Minutes after he dropped her back home, her mother rang urgently to say Angel had turned blue and her tongue was green and they rushed her to St George’s Hospital in Tooting.

Medics found she had slapped cheek syndrome (SCS) – which only causes the face to inflame in most kids, but stops blood production in sickle cell sufferers, so the amount of haemoglobin, which carries oxygen around the body, tails off.

But she was able to celebrate Christmas with her nine-year-old brother Amari thanks to the kindness of a blood donor she will never meet.

“She would have died of organ failure if she had not had a blood transfusion,” said dad Kehinde, a youth worker who is also a sickle cell sufferer.

“It was very frightening for us to see. But the transfusion brought her haemoglobin levels back up. It gave her a new lease of life. This is the power of giving blood.

Within a day she was back at home. It was amazing. “Not many sickle cell parents are aware of how dangerous SCS can be for their child. And probably only one per cent of schools know how draining sickle cell can be – pupils often get labelled as problem children.

Kehinde with his children Angel and Amari

It can feel like being stabbed all over your body and then someone pouring acid over you.

Angel is relatively lucky because she only gets pain in her joints. This was her only major crisis.

“I was very worried. She was only six – she has not lived her life yet. “We desperately need more black people to give blood – only one per cent do at the moment.

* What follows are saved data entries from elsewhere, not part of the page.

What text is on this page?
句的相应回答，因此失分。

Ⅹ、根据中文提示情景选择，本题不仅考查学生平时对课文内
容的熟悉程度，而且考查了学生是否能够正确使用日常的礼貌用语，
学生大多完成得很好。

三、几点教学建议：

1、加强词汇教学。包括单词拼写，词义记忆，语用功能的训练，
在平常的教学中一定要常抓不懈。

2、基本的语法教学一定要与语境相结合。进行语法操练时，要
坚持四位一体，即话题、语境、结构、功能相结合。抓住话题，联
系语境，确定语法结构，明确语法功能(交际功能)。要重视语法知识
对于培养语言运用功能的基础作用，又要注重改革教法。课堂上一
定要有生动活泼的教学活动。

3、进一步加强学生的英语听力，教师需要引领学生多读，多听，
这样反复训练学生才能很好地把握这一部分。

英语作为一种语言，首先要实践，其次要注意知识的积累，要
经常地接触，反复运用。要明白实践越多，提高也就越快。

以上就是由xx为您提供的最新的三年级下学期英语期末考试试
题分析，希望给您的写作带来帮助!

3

I admit the message would not have resonated with me if it had not affected my own daughter.

One donation can save three lives like my daughter’s.

Without the help of a hero in the form of a blood donor Angel wouldn’t be alive today.”

Angel and her family are backing donations at St George’s in Tooting.

There are also extra sessions this year at centres in Croydon, Lambeth, Lewisham, Southwark, Greenwich.

Sickle cell disease is more common in black people. The patient’s blood cells form into a sickle shape and they get stuck in blood vessels, causing extreme pain, life-threatening infections and other complications such as a stroke or loss of vision.

Over 7,000 sickle cell patients live in London – more than double the rest of the country combined – and it is the fastest growing genetic disease in the country.